Configuration Parsing Warning:In adapter_config.json: "peft.base_model_name_or_path" must be a string

Configuration Parsing Warning:In adapter_config.json: "peft.task_type" must be a string

ViT-B/16 LoRA Fine-Tuned on Oxford-IIIT Pet

This repository contains a LoRA fine-tuned image classification model based on torchvision.models.vit_b_16, trained on the Oxford-IIIT Pet dataset.

Model Overview

  • Base Model: torchvision.models.vit_b_16 (IMAGENET1K_V1)
  • Task: Image Classification
  • Dataset: Oxford-IIIT Pet
  • Number of Classes: 37 pet breeds
  • Fine-Tuning Method: LoRA (PEFT)

LoRA Configuration

  • Rank (r): 16
  • Alpha: 16
  • Dropout: 0.1
  • Target Modules:
    • out_proj
    • mlp.0
    • mlp.3
  • Modules Saved:
    • heads.head

Training Details

  • Training Split: trainval
  • Evaluation Split: test
  • Optimizer: AdamW
  • Learning Rate: 1e-3
  • Weight Decay: 1e-4
  • Batch Size: 32
  • Epochs: 3

Evaluation Result

  • Test Accuracy: approximately 91.5%

Important Note

This is not a standard Hugging Face transformers model.
The adapter was trained on a torchvision ViT model, so inference requires:

  1. loading the base model from torchvision
  2. replacing the classification head for 37 classes
  3. applying the LoRA adapter with PEFT

Usage

1. Install dependencies

pip install torch torchvision peft pillow

2. Load the model

import torch
import torch.nn as nn
import torchvision.models as models
from peft import PeftModel

device = torch.device("cuda" if torch.cuda.is_available() else "cpu")
num_classes = 37

base_model = models.vit_b_16(weights="IMAGENET1K_V1")
base_model.heads.head = nn.Linear(base_model.heads.head.in_features, num_classes)

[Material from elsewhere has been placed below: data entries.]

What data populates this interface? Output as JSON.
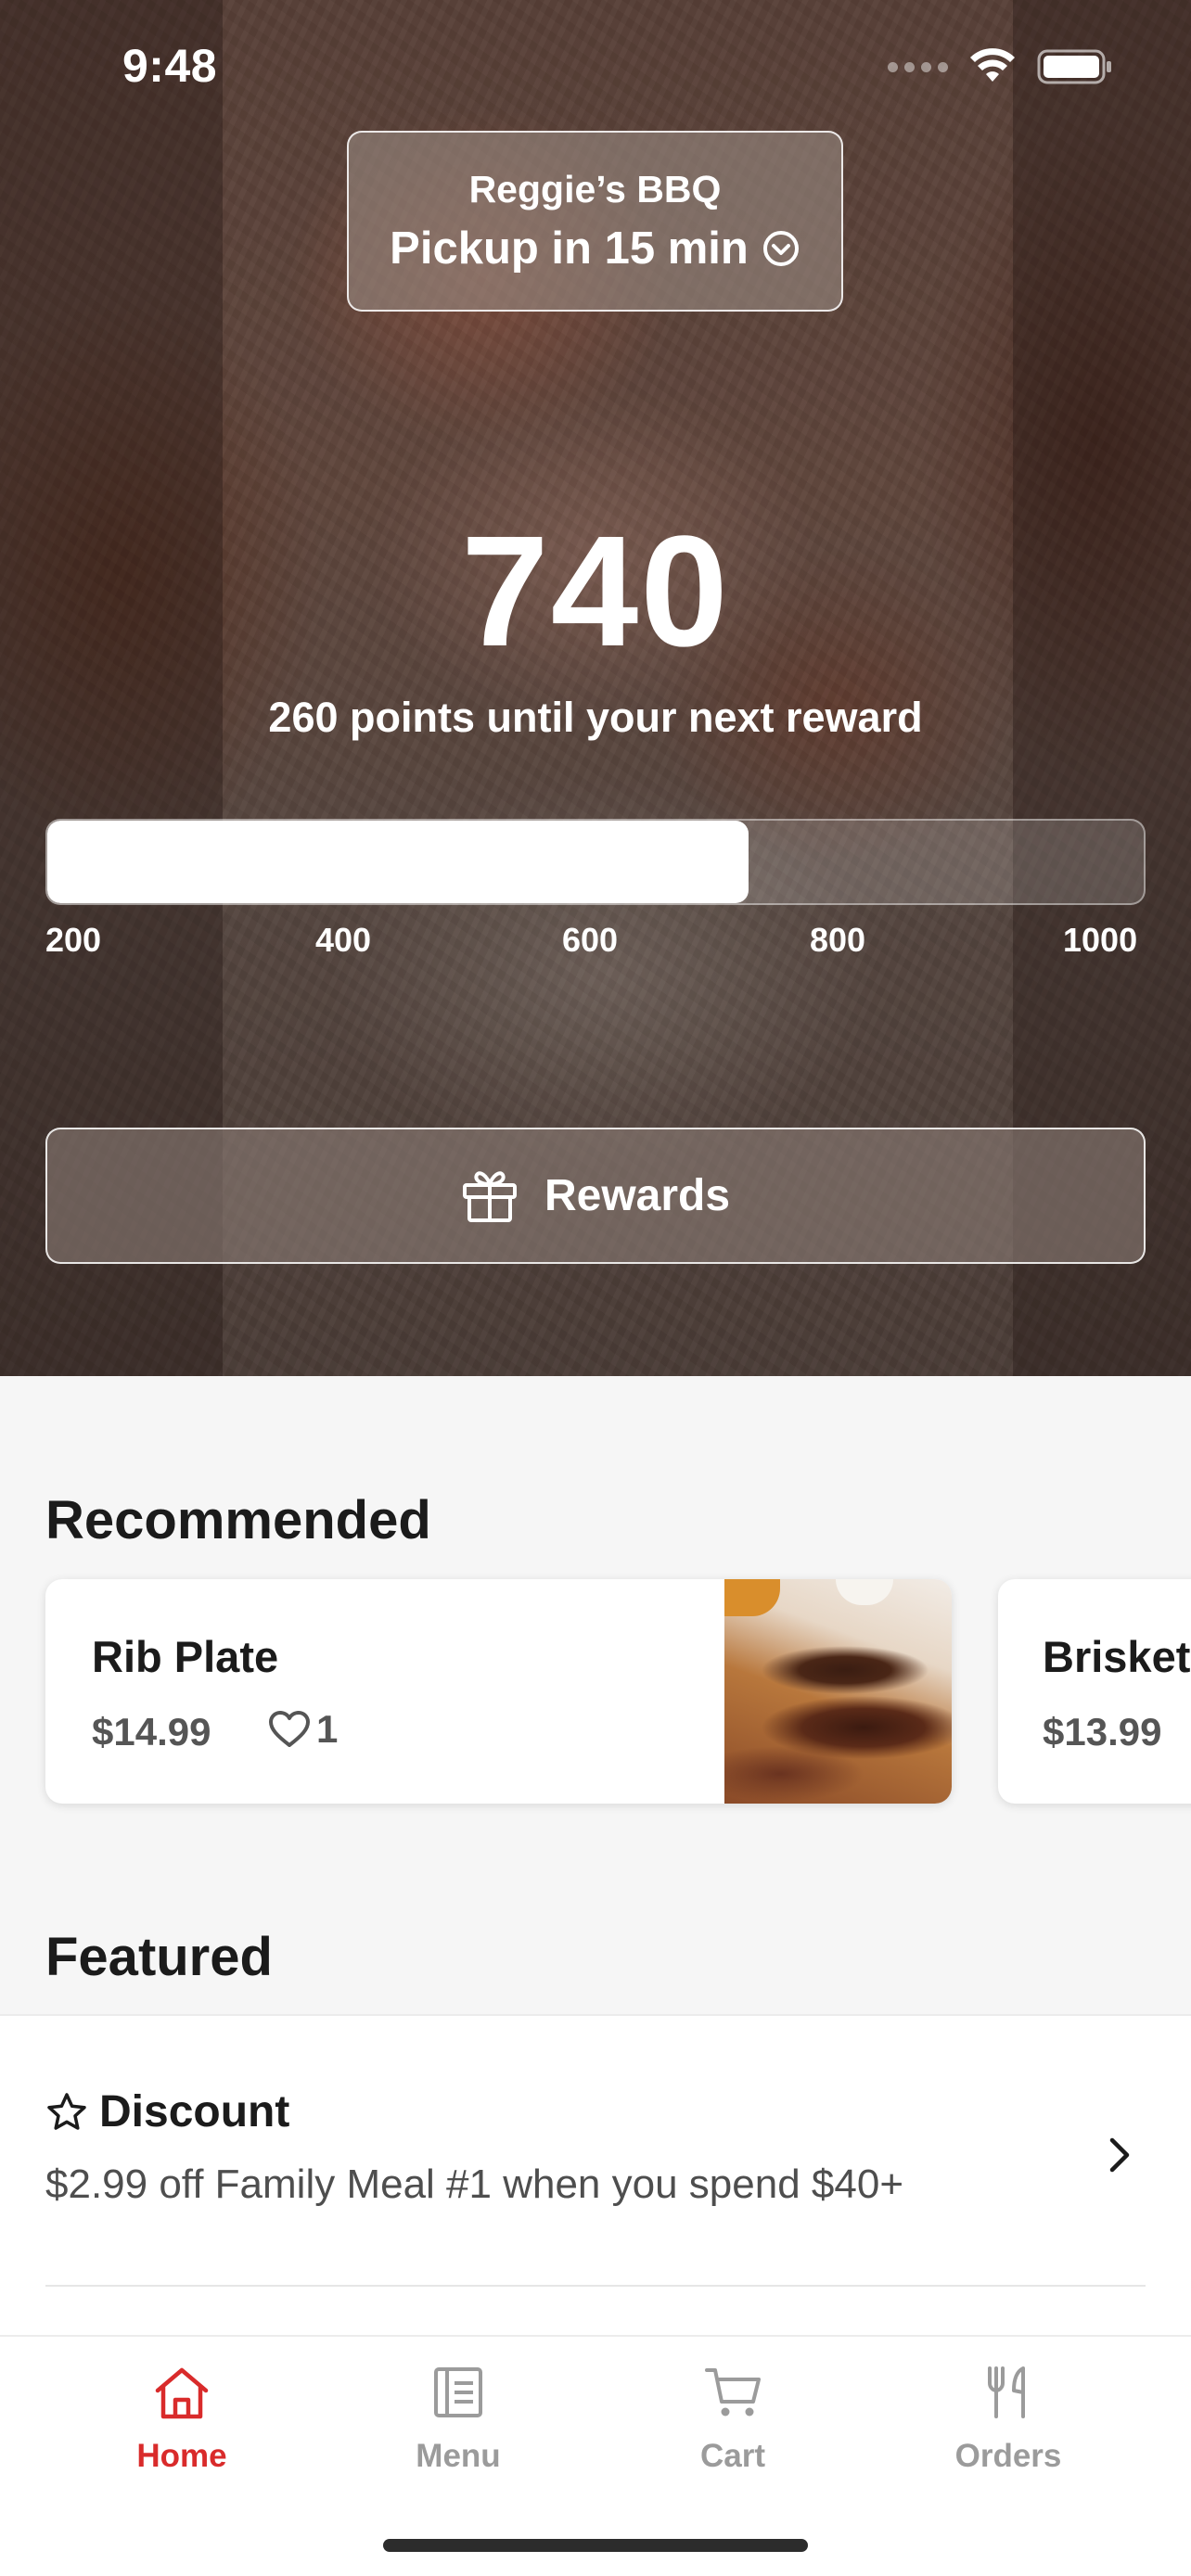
{
  "status_bar": {
    "time": "9:48"
  },
  "header": {
    "restaurant_name": "Reggie’s BBQ",
    "pickup_text": "Pickup in 15 min"
  },
  "points": {
    "value": "740",
    "caption": "260 points until your next reward",
    "progress_fraction": 0.64,
    "ticks": [
      "200",
      "400",
      "600",
      "800",
      "1000"
    ]
  },
  "rewards_button": {
    "label": "Rewards"
  },
  "recommended": {
    "title": "Recommended",
    "items": [
      {
        "name": "Rib Plate",
        "price": "$14.99",
        "likes": "1"
      },
      {
        "name": "Brisket",
        "price": "$13.99"
      }
    ]
  },
  "featured": {
    "title": "Featured",
    "discount": {
      "title": "Discount",
      "description": "$2.99 off Family Meal #1 when you spend $40+"
    }
  },
  "tabs": [
    {
      "label": "Home",
      "active": true
    },
    {
      "label": "Menu",
      "active": false
    },
    {
      "label": "Cart",
      "active": false
    },
    {
      "label": "Orders",
      "active": false
    }
  ],
  "colors": {
    "accent": "#d92b2b",
    "inactive_tab": "#9b9b9b",
    "background": "#f6f6f6"
  },
  "icons": {
    "pickup_chevron": "chevron-down-circle-icon",
    "rewards": "gift-icon",
    "like": "heart-icon",
    "discount": "star-icon",
    "discount_action": "chevron-right-icon",
    "tabs": [
      "home-icon",
      "menu-icon",
      "cart-icon",
      "orders-icon"
    ]
  }
}
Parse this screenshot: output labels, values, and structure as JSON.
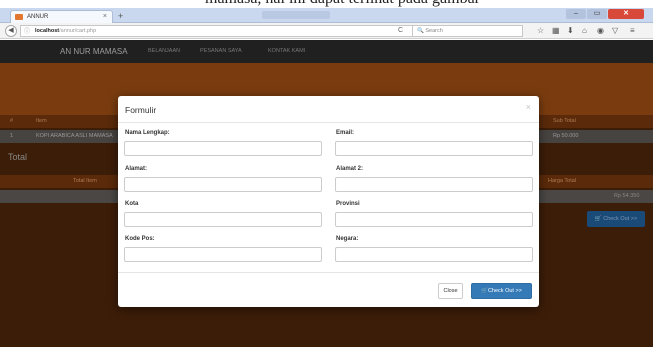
{
  "caption": {
    "text": "mamasa, hal ini dapat terlihat pada gambar"
  },
  "browser": {
    "tab_title": "ANNUR",
    "tab_close": "×",
    "new_tab": "+",
    "window_minimize": "–",
    "window_maximize": "▭",
    "window_close": "✕",
    "url_host": "localhost",
    "url_path": "/annur/cart.php",
    "search_placeholder": "Search"
  },
  "site": {
    "brand": "AN NUR MAMASA",
    "nav": [
      "BELANJAAN",
      "PESANAN SAYA",
      "KONTAK KAMI"
    ]
  },
  "cart": {
    "headers": [
      "#",
      "Item",
      "Sub Total"
    ],
    "rows": [
      {
        "no": "1",
        "item": "KOPI ARABICA ASLI MAMASA",
        "subtotal": "Rp 50.000"
      }
    ],
    "total_heading": "Total",
    "total_item_label": "Total Item",
    "grand_total_label": "Harga Total",
    "grand_total_value": "Rp 54.350",
    "checkout_label": "Check Out >>"
  },
  "modal": {
    "title": "Formulir",
    "close_x": "×",
    "fields": {
      "nama": "Nama Lengkap:",
      "email": "Email:",
      "alamat": "Alamat:",
      "alamat2": "Alamat 2:",
      "kota": "Kota",
      "provinsi": "Provinsi",
      "kodepos": "Kode Pos:",
      "negara": "Negara:"
    },
    "close_button": "Close",
    "checkout_button": "Check Out >>"
  },
  "colors": {
    "accent": "#337ab7",
    "navbar": "#202020",
    "header_dim": "#7a3c0f"
  }
}
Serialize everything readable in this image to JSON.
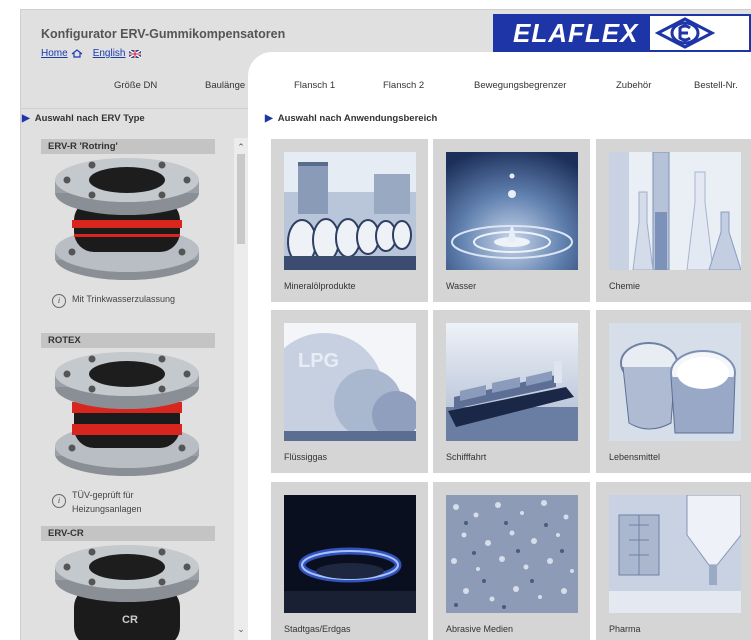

model = PeftModel.from_pretrained(
    base_model,
    "yeseul0-0/oxfordiiit-pet-vit-b16-lora"
)

model = model.to(device)
model.eval()

3. Run inference on a single image

from PIL import Image
from torchvision import transforms

class_names = [
    "Abyssinian", "Bengal", "Birman", "Bombay", "British_Shorthair",
    "Egyptian_Mau", "Maine_Coon", "Persian", "Ragdoll", "Russian_Blue",
    "Siamese", "Sphynx", "american_bulldog", "american_pit_bull_terrier",
    "basset_hound", "beagle", "boxer", "chihuahua", "english_cocker_spaniel",
    "english_setter", "german_shorthaired", "great_pyrenees", "havanese",
    "japanese_chin", "keeshond", "leonberger", "miniature_pinscher",
    "newfoundland", "pomeranian", "pug", "saint_bernard", "samoyed",
    "scottish_terrier", "shiba_inu", "staffordshire_bull_terrier",
    "wheaten_terrier", "yorkshire_terrier"
]

transform = transforms.Compose([
    transforms.Resize((224, 224)),
    transforms.ToTensor(),
    transforms.Normalize(
        mean=[0.485, 0.456, 0.406],
        std=[0.229, 0.224, 0.225]
    )
])

image = Image.open("example.jpg").convert("RGB")
image_tensor = transform(image).unsqueeze(0).to(device)

with torch.no_grad():
    outputs = model(image_tensor)
    pred_idx = torch.argmax(outputs, dim=1).item()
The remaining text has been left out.